Yang cewek mungkin akan membayangkan Dude Harlino, Ariel Noah, Vino G Bastian, Adipati Dolken, Herjunot Ali, Reza Rahadian, Stefan William, dan lain-lain. Yang cowok mungkin akan membayangkan Alyssa Soebandono, Natasha Rizki, Raisa, Chelsea Islan, Nina Zatulini, Isyana Sarasvati, Maudy Ayunda, Mikha Tambayong, dan lain-lain.     

Kalaupun ketika menyimak kata tersebut kepala Anda hanya tertuju pada satu artis, setidaknya Anda tahu bahwa kata tersebut berlaku bagi siapa saja yang menyandang gelar artis, baik itu artis dalam negeri, maupun artis luar negeri.
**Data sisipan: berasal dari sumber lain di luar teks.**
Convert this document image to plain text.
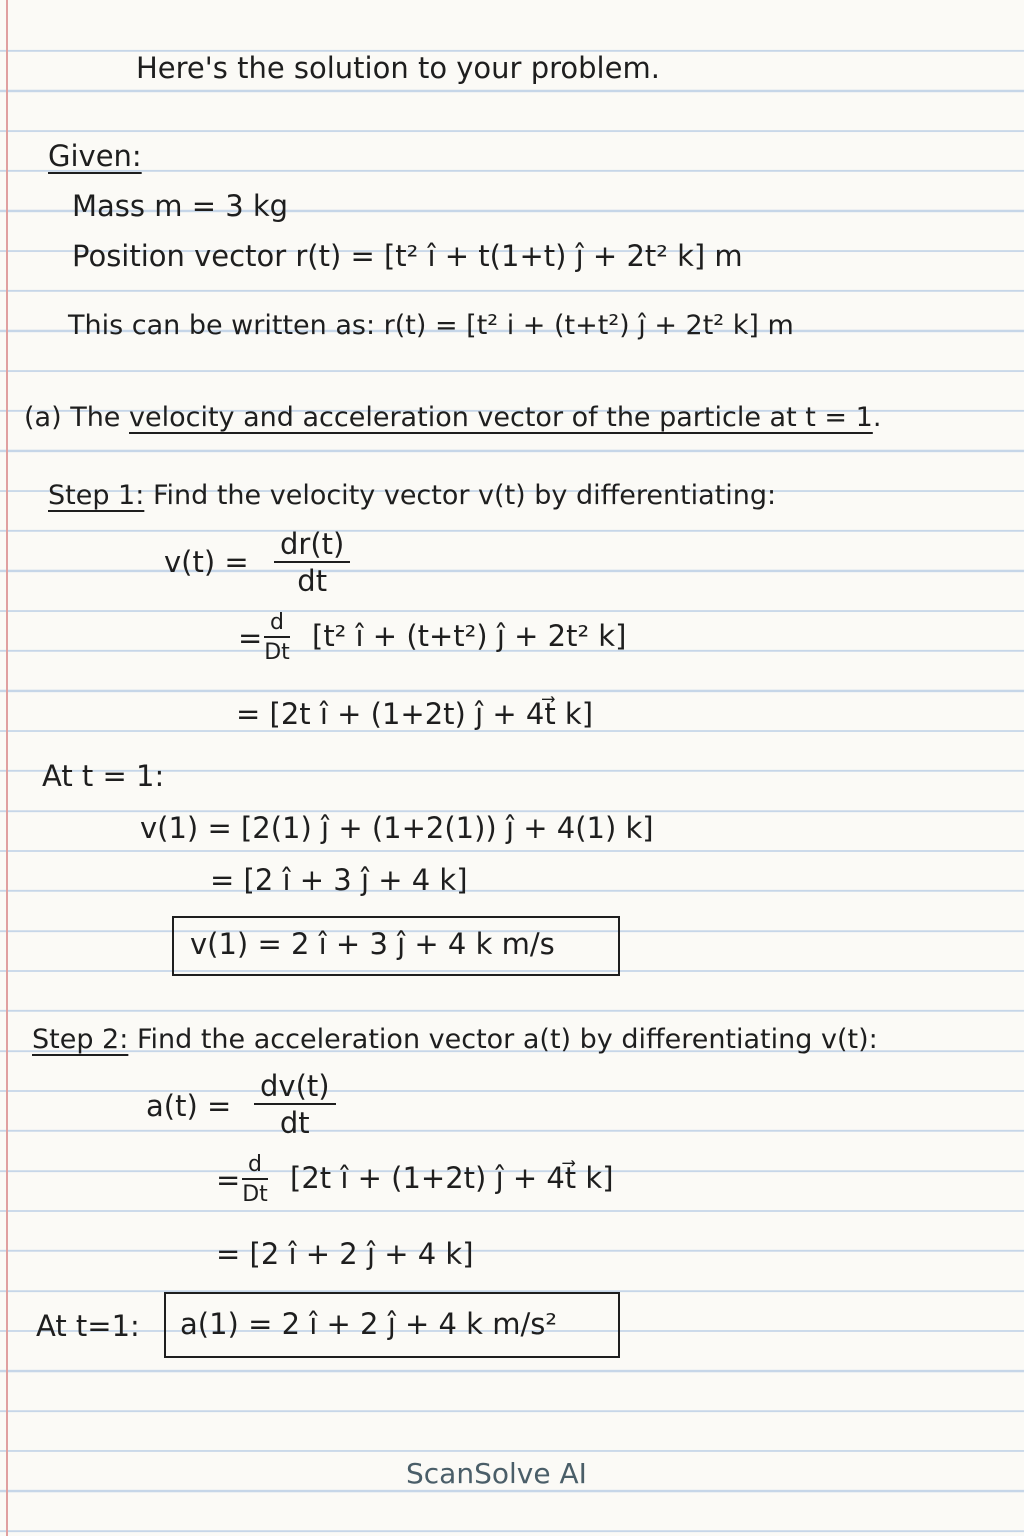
Here's the solution to your problem.
Given:
Mass m = 3 kg
Position vector r(t) = [t² î + t(1+t) ĵ + 2t² k] m
This can be written as: r(t) = [t² i + (t+t²) ĵ + 2t² k] m
(a) The velocity and acceleration vector of the particle at t = 1.
Step 1: Find the velocity vector v(t) by differentiating:
$v(t) = \frac{dr(t)}{dt}$
= $\frac{d}{Dt} [t^2$ î + (t+t²) ĵ + 2t² k]
= [2t î + (1+2t) ĵ + 4t⃗ k]
At t = 1:
v(1) = [2(1) ĵ + (1+2(1)) ĵ + 4(1) k]
= [2 î + 3 ĵ + 4 k]
v(1) = 2 î + 3 ĵ + 4 k m/s
Step 2: Find the acceleration vector a(t) by differentiating v(t):
$a(t) = \frac{dv(t)}{dt}$
= $\frac{d}{Dt} [2t$ î + (1+2t) ĵ + 4t⃗ k]
= [2 î + 2 ĵ + 4 k]
At t=1: a(1) = 2 î + 2 ĵ + 4 k m/s²
ScanSolve AI
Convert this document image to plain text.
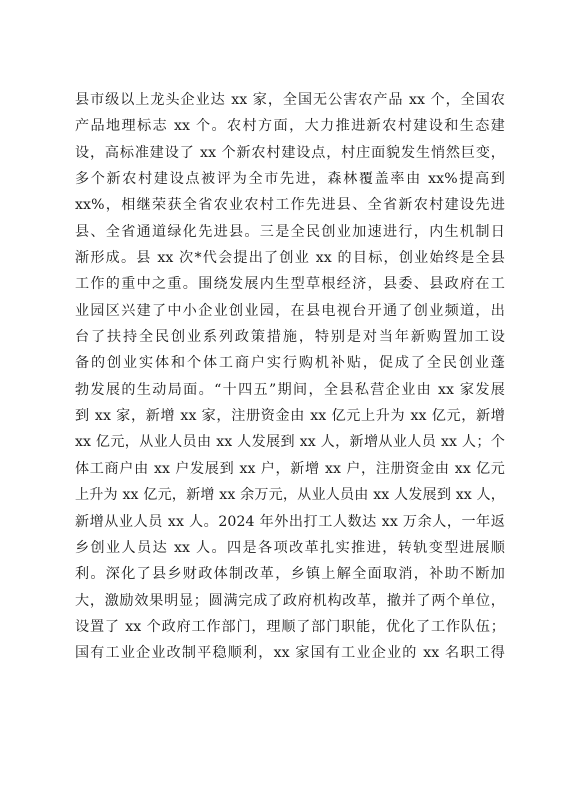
县市级以上龙头企业达 xx 家，全国无公害农产品 xx 个，全国农
产品地理标志 xx 个。农村方面，大力推进新农村建设和生态建
设，高标准建设了 xx 个新农村建设点，村庄面貌发生悄然巨变，
多个新农村建设点被评为全市先进，森林覆盖率由 xx%提高到
xx%，相继荣获全省农业农村工作先进县、全省新农村建设先进
县、全省通道绿化先进县。三是全民创业加速进行，内生机制日
渐形成。县 xx 次*代会提出了创业 xx 的目标，创业始终是全县
工作的重中之重。围绕发展内生型草根经济，县委、县政府在工
业园区兴建了中小企业创业园，在县电视台开通了创业频道，出
台了扶持全民创业系列政策措施，特别是对当年新购置加工设
备的创业实体和个体工商户实行购机补贴，促成了全民创业蓬
勃发展的生动局面。“十四五”期间，全县私营企业由 xx 家发展
到 xx 家，新增 xx 家，注册资金由 xx 亿元上升为 xx 亿元，新增
xx 亿元，从业人员由 xx 人发展到 xx 人，新增从业人员 xx 人；个
体工商户由 xx 户发展到 xx 户，新增 xx 户，注册资金由 xx 亿元
上升为 xx 亿元，新增 xx 余万元，从业人员由 xx 人发展到 xx 人，
新增从业人员 xx 人。2024 年外出打工人数达 xx 万余人，一年返
乡创业人员达 xx 人。四是各项改革扎实推进，转轨变型进展顺
利。深化了县乡财政体制改革，乡镇上解全面取消，补助不断加
大，激励效果明显；圆满完成了政府机构改革，撤并了两个单位，
设置了 xx 个政府工作部门，理顺了部门职能，优化了工作队伍；
国有工业企业改制平稳顺利，xx 家国有工业企业的 xx 名职工得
Baik itu artis yang berprofesi sebagai penyanyi, maupun artis yang kerjaannya main sinetron di televisi.

Singkatnya, kata artis bersifat umum. Dengan membayangkan maknanya kita akan tahu bahwa kata tersebut berlaku bagi banyak individu, bukan hanya untuk satu individu tertentu.

Nah, dalam bahasa ilmu mantik, suatu kata yang kalau dibayangkan oleh akal tidak mencegah adanya persekutuan dan keberbilangan itu disebut dengan istilah kulliy (universal/umum). Ia dinamai kulliy karena maknanya bersifat universal, dalam arti berlaku bagi banyak individu, sekalipun keberlakuan tersebut hanya ada dalam bayangan.
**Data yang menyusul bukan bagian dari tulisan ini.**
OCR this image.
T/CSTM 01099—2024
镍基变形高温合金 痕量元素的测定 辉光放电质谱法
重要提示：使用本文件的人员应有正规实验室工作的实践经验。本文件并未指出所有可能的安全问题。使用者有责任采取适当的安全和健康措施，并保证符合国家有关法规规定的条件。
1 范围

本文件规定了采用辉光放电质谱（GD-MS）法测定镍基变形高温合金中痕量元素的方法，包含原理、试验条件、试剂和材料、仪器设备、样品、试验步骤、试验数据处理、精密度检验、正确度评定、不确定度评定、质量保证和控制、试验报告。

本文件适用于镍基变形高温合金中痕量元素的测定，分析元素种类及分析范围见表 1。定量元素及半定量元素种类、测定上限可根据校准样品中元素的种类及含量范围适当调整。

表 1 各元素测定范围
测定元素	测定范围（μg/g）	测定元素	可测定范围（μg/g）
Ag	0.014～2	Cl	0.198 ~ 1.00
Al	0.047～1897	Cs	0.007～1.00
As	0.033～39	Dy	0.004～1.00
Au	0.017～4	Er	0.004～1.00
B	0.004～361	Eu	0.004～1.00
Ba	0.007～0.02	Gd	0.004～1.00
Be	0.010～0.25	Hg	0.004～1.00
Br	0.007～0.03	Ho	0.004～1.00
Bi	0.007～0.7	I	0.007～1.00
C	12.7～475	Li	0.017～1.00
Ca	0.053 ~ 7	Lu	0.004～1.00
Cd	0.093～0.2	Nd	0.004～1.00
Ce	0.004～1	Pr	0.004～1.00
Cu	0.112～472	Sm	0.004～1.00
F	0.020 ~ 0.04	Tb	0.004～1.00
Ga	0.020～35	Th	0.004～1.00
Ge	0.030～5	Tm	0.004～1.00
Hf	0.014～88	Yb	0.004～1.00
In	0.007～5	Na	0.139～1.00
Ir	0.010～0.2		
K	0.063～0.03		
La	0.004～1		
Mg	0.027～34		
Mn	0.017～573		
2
Di sisi lain, kita juga sering membaca, menyimak atau melafalkan sebuah kata yang kalau kita bayangkan maknanya maka akal kita hanya akan tertuju pada sesuatu atau individu tertentu.

Dengan kata lain, ketika membayangkan kata tersebut akal kita mencegah adanya persekutuan dan keberbilangan, berbeda halnya dengan yang pertama. Mengapa? Karena kata yang kedua ini bersifat khusus. Karena ia bersifat khusus, maka ia tidak berlaku bagi sesuatu yang lain.  

Misalnya ada orang yang mengeluk-elukkan nama Raisa di hadapan Anda. “Aduh pek, gua pengen banget punya istri kaya Raisa. Udah cantik, aduhai, pintar nyanyi pula!” Ketika menyimak nama itu, saya yakin bayangan Anda akan langsung tertuju pada satu sosok yang kita kenal sebagai penyanyi terkenal bernama Raisa.

Memang tidak selamanya ketika ada orang menyebut nama Raisa lantas akal kita tertuju kepada seorang penyanyi. Tapi, yang pasti, kalau ada orang menyebut nama tersebut di hadapan Anda, pastilah yang dia maksudkan adalah satu orang tertentu yang bernama Raisa, entah dia itu artis, ustazah, pramugari, penari, penjaga kebun, dan lain sebagainya.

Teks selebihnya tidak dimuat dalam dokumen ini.